Pity the NationPity the nation that is full of beliefs and emty of religion.
Pity the nation that wears a cloth it does not weave, eats a bread it does not harvest, and drinks a wine that flows not from its own wine-press.
Pity the nation that acclaims the bull as hero, and that deems the glittering conqueror bountiful.
Pity the nation whose statesman is a fox, whose philosopher is a juggler, and whose art is the art of patching and mimicking.
Pity the nation whose sages are dumb with years and whose strong men are yet in the cradle.
The garden of the Prophet (1934)
Robert Fisk's journalistic account of the Lebanese Civil War is rightly praised as a chillingly accurate account of Lebanese civil war. The book actually works on three levels: as a history of the major events and players in the fifteen-year conflict, a personal account of one journalist's experience and feelings as his world and his city (Beirut) collapsed around him, and as a commentary on how the media covers the Middle East. It is this last level which I found to be the most interesting. Fisk, one of those 'super-journalists' who get to write books and appear on panels, and whose writing and reporting commands international respect, savagely critiques the failure and cowardice of the media as it falls back on loaded words and lopsided analysis in order to compensate for its lack of courage and critical insight. Fisk writes:
"The art--or craft--of reporting in Lebanon was being debased by a style of writing that reduced complex and tragic events to a common denominator which both insulted the victims and mocked their suffering. Television journalism, with its dependence on the image, its subordination of words to pictures, contributed to this process. So did radio journalism, especially in America where a 35-second time limit is normally imposed on each foreign report. The news agencies--which catered for radio and television as well as newspapers--helped to create the unreal world in which the crisis was framed. I began to suspect that the cliches that governed so many reports and headlines about Lebanon actively hindered our task to telling the truth about what was happenning there."

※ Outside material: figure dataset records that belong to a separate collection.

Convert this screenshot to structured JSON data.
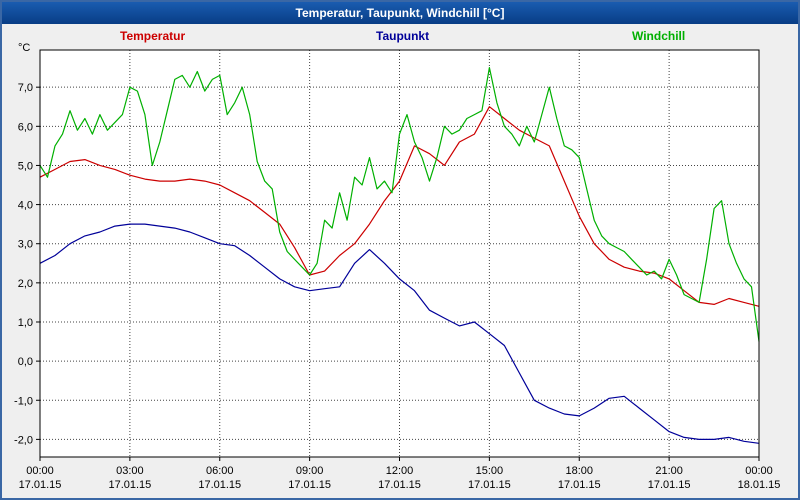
{
  "title": "Temperatur, Taupunkt, Windchill [°C]",
  "legend": [
    "Temperatur",
    "Taupunkt",
    "Windchill"
  ],
  "chart_data": {
    "type": "line",
    "title": "Temperatur, Taupunkt, Windchill [°C]",
    "ylabel": "°C",
    "xlabel": "",
    "grid": "dotted",
    "legend_position": "top",
    "xlim": [
      0,
      24
    ],
    "ylim": [
      -2.45,
      7.95
    ],
    "yticks": [
      7,
      6,
      5,
      4,
      3,
      2,
      1,
      0,
      -1,
      -2
    ],
    "ytick_labels": [
      "7,0",
      "6,0",
      "5,0",
      "4,0",
      "3,0",
      "2,0",
      "1,0",
      "0,0",
      "-1,0",
      "-2,0"
    ],
    "xticks": [
      0,
      3,
      6,
      9,
      12,
      15,
      18,
      21,
      24
    ],
    "xtick_labels": [
      "00:00",
      "03:00",
      "06:00",
      "09:00",
      "12:00",
      "15:00",
      "18:00",
      "21:00",
      "00:00"
    ],
    "xtick_sublabels": [
      "17.01.15",
      "17.01.15",
      "17.01.15",
      "17.01.15",
      "17.01.15",
      "17.01.15",
      "17.01.15",
      "17.01.15",
      "18.01.15"
    ],
    "colors": {
      "grid": "#444444",
      "axis": "#000000",
      "plot_bg": "#ffffff",
      "frame_bg": "#efefef",
      "titlebar": "#0c4da2"
    },
    "series": [
      {
        "name": "Temperatur",
        "color": "#cc0000",
        "x0": 0,
        "dx": 0.5,
        "values": [
          4.7,
          4.9,
          5.1,
          5.15,
          5.0,
          4.9,
          4.75,
          4.65,
          4.6,
          4.6,
          4.65,
          4.6,
          4.5,
          4.3,
          4.1,
          3.8,
          3.5,
          2.9,
          2.2,
          2.3,
          2.7,
          3.0,
          3.5,
          4.1,
          4.6,
          5.5,
          5.3,
          5.0,
          5.6,
          5.8,
          6.5,
          6.2,
          5.9,
          5.7,
          5.5,
          4.6,
          3.7,
          3.0,
          2.6,
          2.4,
          2.3,
          2.25,
          2.1,
          1.8,
          1.5,
          1.45,
          1.6,
          1.5,
          1.4
        ]
      },
      {
        "name": "Taupunkt",
        "color": "#000099",
        "x0": 0,
        "dx": 0.5,
        "values": [
          2.5,
          2.7,
          3.0,
          3.2,
          3.3,
          3.45,
          3.5,
          3.5,
          3.45,
          3.4,
          3.3,
          3.15,
          3.0,
          2.95,
          2.7,
          2.4,
          2.1,
          1.9,
          1.8,
          1.85,
          1.9,
          2.5,
          2.85,
          2.5,
          2.1,
          1.8,
          1.3,
          1.1,
          0.9,
          1.0,
          0.7,
          0.4,
          -0.3,
          -1.0,
          -1.2,
          -1.35,
          -1.4,
          -1.2,
          -0.95,
          -0.9,
          -1.2,
          -1.5,
          -1.8,
          -1.95,
          -2.0,
          -2.0,
          -1.95,
          -2.05,
          -2.1
        ]
      },
      {
        "name": "Windchill",
        "color": "#00b000",
        "x0": 0,
        "dx": 0.25,
        "values": [
          5.0,
          4.7,
          5.5,
          5.8,
          6.4,
          5.9,
          6.2,
          5.8,
          6.3,
          5.9,
          6.1,
          6.3,
          7.0,
          6.9,
          6.3,
          5.0,
          5.6,
          6.4,
          7.2,
          7.3,
          7.0,
          7.4,
          6.9,
          7.2,
          7.3,
          6.3,
          6.6,
          7.0,
          6.3,
          5.1,
          4.6,
          4.4,
          3.3,
          2.8,
          2.6,
          2.4,
          2.2,
          2.5,
          3.6,
          3.4,
          4.3,
          3.6,
          4.7,
          4.5,
          5.2,
          4.4,
          4.6,
          4.3,
          5.8,
          6.3,
          5.6,
          5.2,
          4.6,
          5.2,
          6.0,
          5.8,
          5.9,
          6.2,
          6.3,
          6.4,
          7.5,
          6.6,
          6.0,
          5.8,
          5.5,
          6.0,
          5.6,
          6.3,
          7.0,
          6.2,
          5.5,
          5.4,
          5.2,
          4.4,
          3.6,
          3.2,
          3.0,
          2.9,
          2.8,
          2.6,
          2.4,
          2.2,
          2.3,
          2.1,
          2.6,
          2.2,
          1.7,
          1.6,
          1.5,
          2.6,
          3.9,
          4.1,
          3.0,
          2.5,
          2.1,
          1.9,
          0.5
        ]
      }
    ]
  }
}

Some examples: Syrian weapons were always described as "Soviet-made", while Israeli or Phalangist weapons were never described as "American-made". Israel "captured" people, while Hezbollah and the PLO "kidnapped" them, and Israel-occupied Lebanon was described as a "security zone." Fisk also has an excellent section on the use and abuse of the word "terror" and "terrorism", that helps contextualize much of the current overheated rhetoric on this misunderstood concept. For if it is terrorism for Palestinians to fire rockets over the border at Israeli civilians, then surely it is terrorism when Israel bombs entire apartment buildings, killing everyone inside. Surely it is terrorism when the US incurs over the Syrian border chasing an al-Qaeda operative and kills civilians in a village. Fisk and other journalists on the ground in Beirut actually began to refuse to use the word in their reports. Better to call an "attack" simply an "attack" and avoid the emotional bias of the word "terror" as a descriptor.
I could go on with insightful examples from this remarkable book. But instead, you yourself, should go out and get a cheap copy and read it.